Hemingway said she wrote better than him. He also said he couldn't stand her. Both were true.
In 1942, Ernest Hemingway wrote a private letter to his editor that wouldn't be discovered for forty years. In it, he admitted something that clearly bothered him. A woman he considered difficult and unpleasant had written a book so good it made him ashamed of his own work.
He called her brilliant. He called her a writer who could "write rings around all of us." He also called her a "high-grade" insult in the same paragraph. The woman was Beryl Markham. And if that contradiction bothered Hemingway, it was nothing compared to how Beryl made the rest of the world feel.
Born in England in 1902, Beryl arrived in British East Africa as a small child when her father decided to start a new life in Kenya. While other colonial children learned proper manners and prepared for conventional futures, Beryl was doing something entirely different.
She ran wild across the African plains with Maasai children. She learned to hunt. She developed a relationship with horses that bordered on instinctual. And she absorbed a single, unshakeable belief: that the rules other people followed didn't have to apply to her.
By her late teens, Beryl had become something that shouldn't have existed in 1920s Kenya—or anywhere else. She was a licensed racehorse trainer. Not an assistant. Not a hobbyist. A professional trainer competing against men, winning races, and earning respect in one of the most male-dominated fields imaginable.
People were scandalized. A teenage woman, alone with horses and male jockeys, working in stables, making her own money. It violated every social expectation of the era. Beryl didn't care.
In her twenties and thirties, she became a bush pilot. She flew mail, supplies, and occasionally wealthy hunters across the vast African wilderness in a fragile single-engine plane. Her navigation system? Rivers, mountains, elephant migrations. Her backup plan if the engine failed over remote bush? There wasn't one.

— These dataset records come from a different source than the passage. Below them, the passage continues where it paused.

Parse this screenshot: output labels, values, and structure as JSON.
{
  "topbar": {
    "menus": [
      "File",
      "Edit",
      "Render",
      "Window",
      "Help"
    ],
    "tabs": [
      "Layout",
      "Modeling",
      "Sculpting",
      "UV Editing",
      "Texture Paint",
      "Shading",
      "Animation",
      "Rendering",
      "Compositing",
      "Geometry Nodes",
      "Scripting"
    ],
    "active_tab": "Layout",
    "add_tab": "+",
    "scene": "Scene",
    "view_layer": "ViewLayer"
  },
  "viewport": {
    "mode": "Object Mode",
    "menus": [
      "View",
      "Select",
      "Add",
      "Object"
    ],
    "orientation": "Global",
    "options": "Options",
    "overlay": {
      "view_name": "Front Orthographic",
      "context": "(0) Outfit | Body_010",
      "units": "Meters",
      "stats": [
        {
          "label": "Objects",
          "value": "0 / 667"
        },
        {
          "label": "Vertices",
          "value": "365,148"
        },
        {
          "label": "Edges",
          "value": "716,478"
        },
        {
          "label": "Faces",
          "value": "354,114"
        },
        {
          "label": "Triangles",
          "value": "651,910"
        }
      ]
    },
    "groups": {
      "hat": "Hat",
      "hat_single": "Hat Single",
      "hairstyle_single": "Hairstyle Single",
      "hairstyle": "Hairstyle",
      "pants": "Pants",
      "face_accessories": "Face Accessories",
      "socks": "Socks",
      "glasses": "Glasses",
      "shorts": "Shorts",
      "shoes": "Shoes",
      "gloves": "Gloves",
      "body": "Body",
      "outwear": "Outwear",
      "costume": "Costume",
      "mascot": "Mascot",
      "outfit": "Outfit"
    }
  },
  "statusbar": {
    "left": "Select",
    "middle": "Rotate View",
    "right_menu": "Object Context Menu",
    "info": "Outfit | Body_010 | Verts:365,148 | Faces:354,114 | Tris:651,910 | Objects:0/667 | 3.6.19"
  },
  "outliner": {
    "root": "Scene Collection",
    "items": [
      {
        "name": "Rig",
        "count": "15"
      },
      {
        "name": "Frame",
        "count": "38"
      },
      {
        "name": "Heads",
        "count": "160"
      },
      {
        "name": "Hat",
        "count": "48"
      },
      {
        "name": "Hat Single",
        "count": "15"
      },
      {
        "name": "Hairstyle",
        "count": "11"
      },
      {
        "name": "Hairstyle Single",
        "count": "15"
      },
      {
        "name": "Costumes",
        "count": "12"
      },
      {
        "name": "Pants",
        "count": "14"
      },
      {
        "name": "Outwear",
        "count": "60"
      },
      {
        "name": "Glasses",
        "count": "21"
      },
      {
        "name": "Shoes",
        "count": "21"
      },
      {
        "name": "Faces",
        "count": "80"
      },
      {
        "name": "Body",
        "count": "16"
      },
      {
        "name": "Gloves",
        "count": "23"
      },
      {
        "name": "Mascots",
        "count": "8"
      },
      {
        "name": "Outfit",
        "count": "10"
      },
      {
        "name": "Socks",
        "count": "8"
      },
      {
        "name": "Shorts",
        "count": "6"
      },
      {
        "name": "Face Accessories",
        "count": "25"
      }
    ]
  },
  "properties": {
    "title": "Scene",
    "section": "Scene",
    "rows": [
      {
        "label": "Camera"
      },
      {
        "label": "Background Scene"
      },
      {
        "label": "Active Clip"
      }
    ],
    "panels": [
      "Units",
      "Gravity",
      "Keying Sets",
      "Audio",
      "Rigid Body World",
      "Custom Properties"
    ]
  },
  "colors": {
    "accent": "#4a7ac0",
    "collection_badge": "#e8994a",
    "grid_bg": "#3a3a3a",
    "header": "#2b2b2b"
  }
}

She survived crashes. She survived close calls. She survived an industry that didn't want her there.
And then, in 1936, at age thirty-four, Beryl decided to attempt something that terrified even the most experienced aviators in the world. She would fly solo across the Atlantic Ocean. Not the relatively achievable west-to-east route that Charles Lindbergh and Amelia Earhart had flown. The other way. East to west. Against brutal headwinds. Through the night. In a single-engine plane with limited fuel capacity.

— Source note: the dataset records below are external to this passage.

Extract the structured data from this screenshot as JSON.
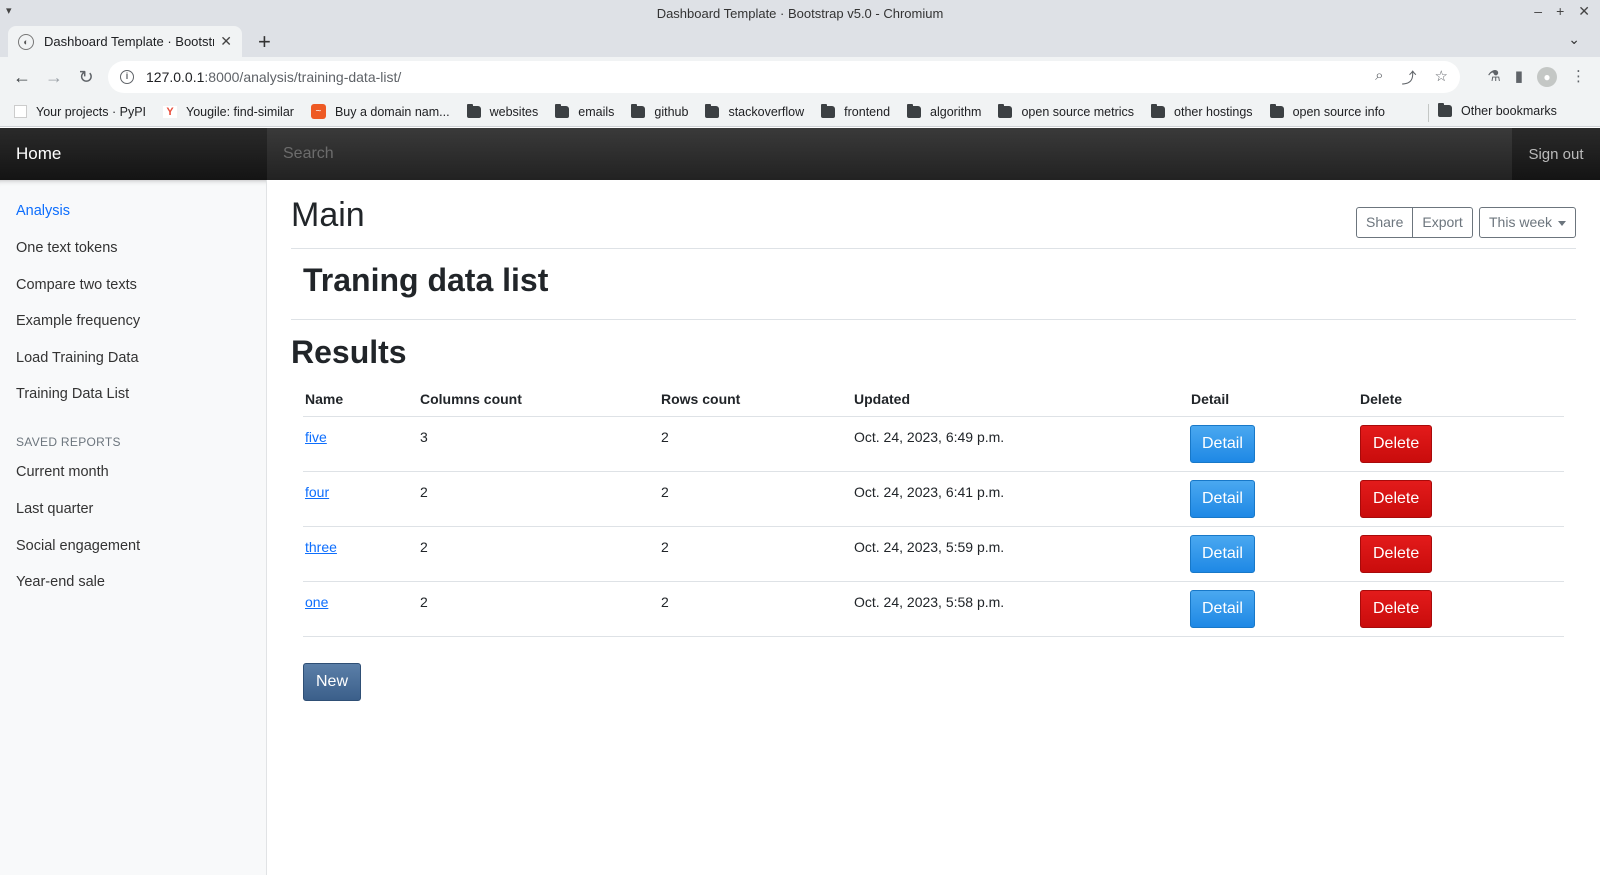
{
  "window": {
    "title": "Dashboard Template · Bootstrap v5.0 - Chromium"
  },
  "tab": {
    "title": "Dashboard Template · Bootstrap v5.0"
  },
  "address": {
    "host": "127.0.0.1",
    "path": ":8000/analysis/training-data-list/"
  },
  "bookmarks": [
    {
      "label": "Your projects · PyPI",
      "icon": "pypi"
    },
    {
      "label": "Yougile: find-similar",
      "icon": "yougile"
    },
    {
      "label": "Buy a domain nam...",
      "icon": "domain"
    },
    {
      "label": "websites",
      "icon": "folder"
    },
    {
      "label": "emails",
      "icon": "folder"
    },
    {
      "label": "github",
      "icon": "folder"
    },
    {
      "label": "stackoverflow",
      "icon": "folder"
    },
    {
      "label": "frontend",
      "icon": "folder"
    },
    {
      "label": "algorithm",
      "icon": "folder"
    },
    {
      "label": "open source metrics",
      "icon": "folder"
    },
    {
      "label": "other hostings",
      "icon": "folder"
    },
    {
      "label": "open source info",
      "icon": "folder"
    }
  ],
  "other_bookmarks": "Other bookmarks",
  "navbar": {
    "brand": "Home",
    "search_placeholder": "Search",
    "signout": "Sign out"
  },
  "sidebar": {
    "items": [
      {
        "label": "Analysis",
        "active": true
      },
      {
        "label": "One text tokens"
      },
      {
        "label": "Compare two texts"
      },
      {
        "label": "Example frequency"
      },
      {
        "label": "Load Training Data"
      },
      {
        "label": "Training Data List"
      }
    ],
    "saved_heading": "SAVED REPORTS",
    "saved": [
      {
        "label": "Current month"
      },
      {
        "label": "Last quarter"
      },
      {
        "label": "Social engagement"
      },
      {
        "label": "Year-end sale"
      }
    ]
  },
  "main": {
    "title": "Main",
    "share": "Share",
    "export": "Export",
    "period": "This week",
    "section_title": "Traning data list",
    "results_title": "Results",
    "columns": [
      "Name",
      "Columns count",
      "Rows count",
      "Updated",
      "Detail",
      "Delete"
    ],
    "rows": [
      {
        "name": "five",
        "columns": "3",
        "rows": "2",
        "updated": "Oct. 24, 2023, 6:49 p.m."
      },
      {
        "name": "four",
        "columns": "2",
        "rows": "2",
        "updated": "Oct. 24, 2023, 6:41 p.m."
      },
      {
        "name": "three",
        "columns": "2",
        "rows": "2",
        "updated": "Oct. 24, 2023, 5:59 p.m."
      },
      {
        "name": "one",
        "columns": "2",
        "rows": "2",
        "updated": "Oct. 24, 2023, 5:58 p.m."
      }
    ],
    "detail_label": "Detail",
    "delete_label": "Delete",
    "new_label": "New"
  }
}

Multiple pilots had tried this route. None had succeeded flying solo and non-stop.
On September 4, 1936, Beryl climbed into her Vega Gull aircraft at an airfield in England. She carried minimal supplies. No co-pilot. No safety net. She pointed the nose of her plane toward the darkness and took off.
For more than twenty-one hours, she fought. Headwinds pushed against her constantly. Ice formed on the wings. Fuel gauges dropped. Exhaustion set in. Below her, the invisible Atlantic stretched endlessly. Above, only stars. Around her, only the sound of a single engine that had to keep running or she would die.

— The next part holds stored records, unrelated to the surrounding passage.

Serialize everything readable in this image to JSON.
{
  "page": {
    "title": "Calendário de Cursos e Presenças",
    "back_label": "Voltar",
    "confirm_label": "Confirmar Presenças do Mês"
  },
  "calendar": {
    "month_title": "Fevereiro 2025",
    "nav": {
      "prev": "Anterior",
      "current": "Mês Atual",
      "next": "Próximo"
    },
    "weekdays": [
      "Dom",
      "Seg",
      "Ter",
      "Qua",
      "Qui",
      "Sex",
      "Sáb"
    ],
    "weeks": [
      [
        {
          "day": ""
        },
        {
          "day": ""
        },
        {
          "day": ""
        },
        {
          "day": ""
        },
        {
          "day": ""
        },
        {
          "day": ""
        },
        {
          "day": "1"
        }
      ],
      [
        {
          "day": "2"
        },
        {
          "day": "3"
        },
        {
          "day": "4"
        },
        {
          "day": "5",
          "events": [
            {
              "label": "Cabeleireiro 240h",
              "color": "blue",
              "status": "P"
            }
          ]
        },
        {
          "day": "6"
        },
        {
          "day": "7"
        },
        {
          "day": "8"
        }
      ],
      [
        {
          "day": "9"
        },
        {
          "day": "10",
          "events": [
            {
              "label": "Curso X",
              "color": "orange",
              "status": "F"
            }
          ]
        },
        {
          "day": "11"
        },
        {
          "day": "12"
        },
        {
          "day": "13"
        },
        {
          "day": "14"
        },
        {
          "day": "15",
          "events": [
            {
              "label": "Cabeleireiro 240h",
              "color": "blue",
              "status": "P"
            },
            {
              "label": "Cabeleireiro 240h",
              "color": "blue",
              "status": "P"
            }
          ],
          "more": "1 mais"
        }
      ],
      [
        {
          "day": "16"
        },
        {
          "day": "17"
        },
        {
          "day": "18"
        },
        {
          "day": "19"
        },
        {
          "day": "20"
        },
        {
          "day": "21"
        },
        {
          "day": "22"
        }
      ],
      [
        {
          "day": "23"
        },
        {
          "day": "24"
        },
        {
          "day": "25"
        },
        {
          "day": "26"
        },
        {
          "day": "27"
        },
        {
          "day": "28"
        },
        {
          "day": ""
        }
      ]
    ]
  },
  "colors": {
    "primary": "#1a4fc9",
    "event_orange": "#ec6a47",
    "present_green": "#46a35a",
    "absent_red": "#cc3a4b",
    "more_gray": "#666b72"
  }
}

Twenty-one hours and twenty-five minutes after takeoff, nearly out of fuel, Beryl crash-landed in a peat bog in Nova Scotia. She'd been aiming for New York but fell short. It didn't matter.
She had just become the first person in history to fly solo, non-stop, east to west across the Atlantic Ocean. The impossible direction. The route experts said couldn't be done.
The world went wild. Awards, interviews, headlines. Beryl Markham, the fearless aviatrix who had conquered the Atlantic the hard way.
And then, gradually, she faded from memory.
In 1942, she published her memoir, West With the Night. Critics praised its lyrical prose and vivid descriptions of Africa and aviation. It sold modestly. Then it went out of print and was largely forgotten.
What the public didn't know was that Hemingway had written that private letter about Beryl's book—the one where he admitted she could write circles around established authors. The one where he struggled to reconcile her talent with his personal dislike of her.
That letter stayed hidden in archives for decades.
In 1983, someone discovered it. West With the Night was suddenly reprinted. The literary world rediscovered Beryl Markham—not just as a daring pilot, but as one of the finest prose stylists of her generation.
The woman Hemingway couldn't stand had written something he couldn't stop thinking about.
Beryl's life was messy. She had multiple marriages and numerous affairs. She made enemies easily. She was often broke. People described her as opportunistic, cold, selfish. She wasn't easy to be around. She wasn't interested in being liked.
But she lived by something she wrote in her memoir: "Every tomorrow ought not to resemble every yesterday."
She refused templates. She trained horses when society said women couldn't. She flew planes when it was considered reckless and unfeminine. She crossed the Atlantic when experts declared it suicide. She wrote beautifully when people assumed she was just a pretty adventuress.
Beryl Markham died in Kenya in 1986, at age eighty-three. Complicated. Controversial. Brilliant. Difficult. Fearless. And unforgettable.
She proved something that still matters today: You don't have to be likable to be extraordinary. You don't have to be easy to be important. You don't have to fit expectations to leave a mark.
Sometimes the people who make us most uncomfortable are the ones showing us what's actually possible when you stop asking for permission.